There has been a lot of hub-bub lately about wool vs polyester. There are a couple of companies who thought it would be cute to degrade sheep and wool in their advertising campaigns to promote their polyester products. Just in case you didn't know, this is the short version of how polyester is made. This comes direct from a web page by Craft Tech Industries.
Synthetic polyester is made using a chemical reaction involving coal, petroleum, air and water.Polyester is made up of purified terephthalic acid (PTS) or its dimethyl ester dimethyl terephthalate (DMT) and monotheluene glycol (MEG).
Snuggle up to that.
If you're reading this, you probably already know how wool is made. By sheep. Period. We can carry it further and go into the production of a sweater. Let's first start with the Shepherd, the man or woman raising the sheep to begin with.
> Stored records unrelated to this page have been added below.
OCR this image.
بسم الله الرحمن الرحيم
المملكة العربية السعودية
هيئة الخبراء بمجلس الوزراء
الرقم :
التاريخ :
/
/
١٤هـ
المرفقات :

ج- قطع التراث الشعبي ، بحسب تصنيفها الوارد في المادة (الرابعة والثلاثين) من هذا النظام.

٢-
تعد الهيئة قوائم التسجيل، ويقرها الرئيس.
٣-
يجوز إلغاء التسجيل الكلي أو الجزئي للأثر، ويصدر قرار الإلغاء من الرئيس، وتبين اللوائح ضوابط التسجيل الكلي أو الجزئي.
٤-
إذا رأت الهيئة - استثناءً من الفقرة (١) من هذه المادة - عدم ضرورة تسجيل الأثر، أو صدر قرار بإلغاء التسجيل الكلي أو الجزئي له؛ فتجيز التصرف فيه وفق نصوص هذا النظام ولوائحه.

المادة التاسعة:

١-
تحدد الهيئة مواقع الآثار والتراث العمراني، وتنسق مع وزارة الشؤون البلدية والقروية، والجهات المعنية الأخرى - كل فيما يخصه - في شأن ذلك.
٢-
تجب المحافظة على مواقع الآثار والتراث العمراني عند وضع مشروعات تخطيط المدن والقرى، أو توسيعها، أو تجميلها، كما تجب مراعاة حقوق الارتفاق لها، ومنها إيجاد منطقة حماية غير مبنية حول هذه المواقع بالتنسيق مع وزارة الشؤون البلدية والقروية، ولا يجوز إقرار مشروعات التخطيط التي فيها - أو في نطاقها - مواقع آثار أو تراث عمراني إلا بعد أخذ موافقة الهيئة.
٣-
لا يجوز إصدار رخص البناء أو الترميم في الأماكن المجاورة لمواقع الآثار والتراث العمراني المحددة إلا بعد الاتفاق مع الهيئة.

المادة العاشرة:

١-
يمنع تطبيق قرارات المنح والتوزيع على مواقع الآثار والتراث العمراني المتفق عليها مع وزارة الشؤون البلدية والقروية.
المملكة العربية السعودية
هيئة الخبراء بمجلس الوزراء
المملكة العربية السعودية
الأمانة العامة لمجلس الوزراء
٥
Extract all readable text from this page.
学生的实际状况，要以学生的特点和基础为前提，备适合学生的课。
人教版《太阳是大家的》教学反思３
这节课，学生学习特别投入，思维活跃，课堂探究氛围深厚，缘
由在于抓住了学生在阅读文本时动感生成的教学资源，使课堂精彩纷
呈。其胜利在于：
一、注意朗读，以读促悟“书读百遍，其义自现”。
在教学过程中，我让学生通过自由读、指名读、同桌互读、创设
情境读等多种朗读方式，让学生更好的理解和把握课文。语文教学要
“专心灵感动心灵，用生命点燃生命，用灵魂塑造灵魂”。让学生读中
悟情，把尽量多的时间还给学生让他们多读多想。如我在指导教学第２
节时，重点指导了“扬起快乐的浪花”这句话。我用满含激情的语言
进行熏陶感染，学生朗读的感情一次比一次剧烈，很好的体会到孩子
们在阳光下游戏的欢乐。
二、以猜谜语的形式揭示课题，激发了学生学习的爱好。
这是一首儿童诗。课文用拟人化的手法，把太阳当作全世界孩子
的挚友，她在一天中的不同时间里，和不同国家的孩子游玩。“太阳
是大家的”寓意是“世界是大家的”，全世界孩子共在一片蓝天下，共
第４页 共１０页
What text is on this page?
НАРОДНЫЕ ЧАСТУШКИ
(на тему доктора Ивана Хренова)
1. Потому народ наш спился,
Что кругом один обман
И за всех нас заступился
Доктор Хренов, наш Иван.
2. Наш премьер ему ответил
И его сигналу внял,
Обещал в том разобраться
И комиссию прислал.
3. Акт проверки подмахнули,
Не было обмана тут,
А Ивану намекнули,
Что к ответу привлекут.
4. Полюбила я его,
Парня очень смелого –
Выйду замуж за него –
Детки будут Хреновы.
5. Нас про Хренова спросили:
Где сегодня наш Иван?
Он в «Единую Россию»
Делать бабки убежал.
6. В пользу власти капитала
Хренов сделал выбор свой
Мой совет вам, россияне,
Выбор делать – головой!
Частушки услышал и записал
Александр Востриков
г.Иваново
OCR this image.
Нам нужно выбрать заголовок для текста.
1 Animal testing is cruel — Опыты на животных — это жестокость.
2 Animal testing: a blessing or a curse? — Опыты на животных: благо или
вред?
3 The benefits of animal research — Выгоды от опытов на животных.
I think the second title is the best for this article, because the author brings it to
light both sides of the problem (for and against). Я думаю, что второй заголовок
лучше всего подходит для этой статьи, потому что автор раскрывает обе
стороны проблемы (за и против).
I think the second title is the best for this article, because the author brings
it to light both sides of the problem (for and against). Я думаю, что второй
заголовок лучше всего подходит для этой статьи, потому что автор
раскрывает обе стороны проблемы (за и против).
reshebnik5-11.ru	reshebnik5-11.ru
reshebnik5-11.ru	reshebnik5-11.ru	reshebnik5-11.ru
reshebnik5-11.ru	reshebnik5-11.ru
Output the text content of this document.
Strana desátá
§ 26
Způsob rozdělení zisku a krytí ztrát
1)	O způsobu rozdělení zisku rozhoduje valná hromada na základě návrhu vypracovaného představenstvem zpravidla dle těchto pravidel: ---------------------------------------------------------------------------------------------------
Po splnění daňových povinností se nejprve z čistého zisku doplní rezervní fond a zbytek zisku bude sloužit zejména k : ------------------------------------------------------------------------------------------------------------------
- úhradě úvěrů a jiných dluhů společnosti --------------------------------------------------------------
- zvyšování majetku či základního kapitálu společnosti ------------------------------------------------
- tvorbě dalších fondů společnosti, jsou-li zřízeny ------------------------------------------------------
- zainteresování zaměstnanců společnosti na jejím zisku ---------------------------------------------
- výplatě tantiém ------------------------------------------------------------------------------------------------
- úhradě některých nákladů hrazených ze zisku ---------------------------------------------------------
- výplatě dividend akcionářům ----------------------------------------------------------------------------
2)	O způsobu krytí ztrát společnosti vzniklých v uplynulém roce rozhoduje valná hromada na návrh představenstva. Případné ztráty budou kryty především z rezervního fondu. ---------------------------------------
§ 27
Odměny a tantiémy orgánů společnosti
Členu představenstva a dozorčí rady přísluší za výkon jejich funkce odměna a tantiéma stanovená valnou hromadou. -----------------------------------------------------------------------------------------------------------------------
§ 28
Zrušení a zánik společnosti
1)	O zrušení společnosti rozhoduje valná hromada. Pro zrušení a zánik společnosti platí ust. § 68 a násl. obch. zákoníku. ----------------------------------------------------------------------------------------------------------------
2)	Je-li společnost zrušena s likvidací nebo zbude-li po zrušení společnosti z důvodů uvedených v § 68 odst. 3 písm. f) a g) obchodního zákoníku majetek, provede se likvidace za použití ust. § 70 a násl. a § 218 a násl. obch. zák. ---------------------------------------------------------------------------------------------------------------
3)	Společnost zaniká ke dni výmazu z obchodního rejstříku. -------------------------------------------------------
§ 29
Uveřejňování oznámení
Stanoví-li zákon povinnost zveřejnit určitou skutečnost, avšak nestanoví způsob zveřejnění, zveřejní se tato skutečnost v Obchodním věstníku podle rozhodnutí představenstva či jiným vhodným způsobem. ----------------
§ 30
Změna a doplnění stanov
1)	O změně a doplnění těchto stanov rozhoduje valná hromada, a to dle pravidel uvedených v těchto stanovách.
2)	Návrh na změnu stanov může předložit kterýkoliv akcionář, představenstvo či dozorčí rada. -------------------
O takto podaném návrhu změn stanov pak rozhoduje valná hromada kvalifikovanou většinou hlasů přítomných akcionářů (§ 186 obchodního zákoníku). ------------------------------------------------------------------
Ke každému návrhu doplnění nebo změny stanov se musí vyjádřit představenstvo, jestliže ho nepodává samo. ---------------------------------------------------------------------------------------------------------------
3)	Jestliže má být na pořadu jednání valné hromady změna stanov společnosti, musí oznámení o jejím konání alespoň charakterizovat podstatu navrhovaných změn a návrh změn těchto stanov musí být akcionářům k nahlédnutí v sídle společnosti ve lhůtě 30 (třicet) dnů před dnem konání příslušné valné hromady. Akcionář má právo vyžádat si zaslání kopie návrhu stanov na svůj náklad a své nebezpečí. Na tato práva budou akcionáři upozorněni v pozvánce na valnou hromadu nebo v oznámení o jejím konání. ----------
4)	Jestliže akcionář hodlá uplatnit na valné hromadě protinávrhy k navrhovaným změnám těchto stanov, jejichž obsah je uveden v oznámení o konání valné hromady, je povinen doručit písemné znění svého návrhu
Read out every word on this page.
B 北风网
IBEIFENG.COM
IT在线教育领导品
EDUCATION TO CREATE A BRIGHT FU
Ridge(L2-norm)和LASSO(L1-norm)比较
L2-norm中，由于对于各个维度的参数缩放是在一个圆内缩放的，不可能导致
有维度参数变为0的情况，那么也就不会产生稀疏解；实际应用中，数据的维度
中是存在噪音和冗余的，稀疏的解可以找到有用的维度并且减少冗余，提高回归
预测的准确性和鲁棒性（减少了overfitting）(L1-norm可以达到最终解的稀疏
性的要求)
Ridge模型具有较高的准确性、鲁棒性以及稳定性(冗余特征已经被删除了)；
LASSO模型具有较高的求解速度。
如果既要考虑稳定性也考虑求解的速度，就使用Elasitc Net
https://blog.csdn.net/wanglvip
I have come across many shepherds in my day. There is one common thread, pardon my pun, among ALL of these people. They love their sheep and they love spending time with them. As a matter of fact, most shepherds I know would rather be out with their sheep than out amongst people. Think about a true sheepherder and how much time he spends alone. We sheep people are a bit different and that is something I am proud of. Some shepherds don't have children. They have sheep. And dogs. And those sheep and dogs are their children. They name them, feed them, nurture them and would certainly never harm them. Do you see where I am going with this? The care we give our animals is often better than the care we give ourselves. Right or wrong, it's true. For any one person, organization or group of supposedly well-meaning people to say anything different is flat out fallacy.
I admit, I am one of those weird sheep people. I own it. I am also proud of the fact that in this mill, we take care of your fiber as if it were our own animals it came off of. We know the heart and soul, sweat and labor and even sometimes tears, you put into producing lovely wool. We live it too. We give your fiber the utmost care while it's here so that you end up with a product you love when we hand it back to you.
I will leave you with this. I have never put any credence into anyone who has to put down one product in order to sell their own.
Very well said. The only thing that I would add is that even with large comercial flocks, the sheep are well cared for. In production agriculture, in general, good care equals $.
LaVonne is 100% correct about the connection and commitment that we have to our flocks.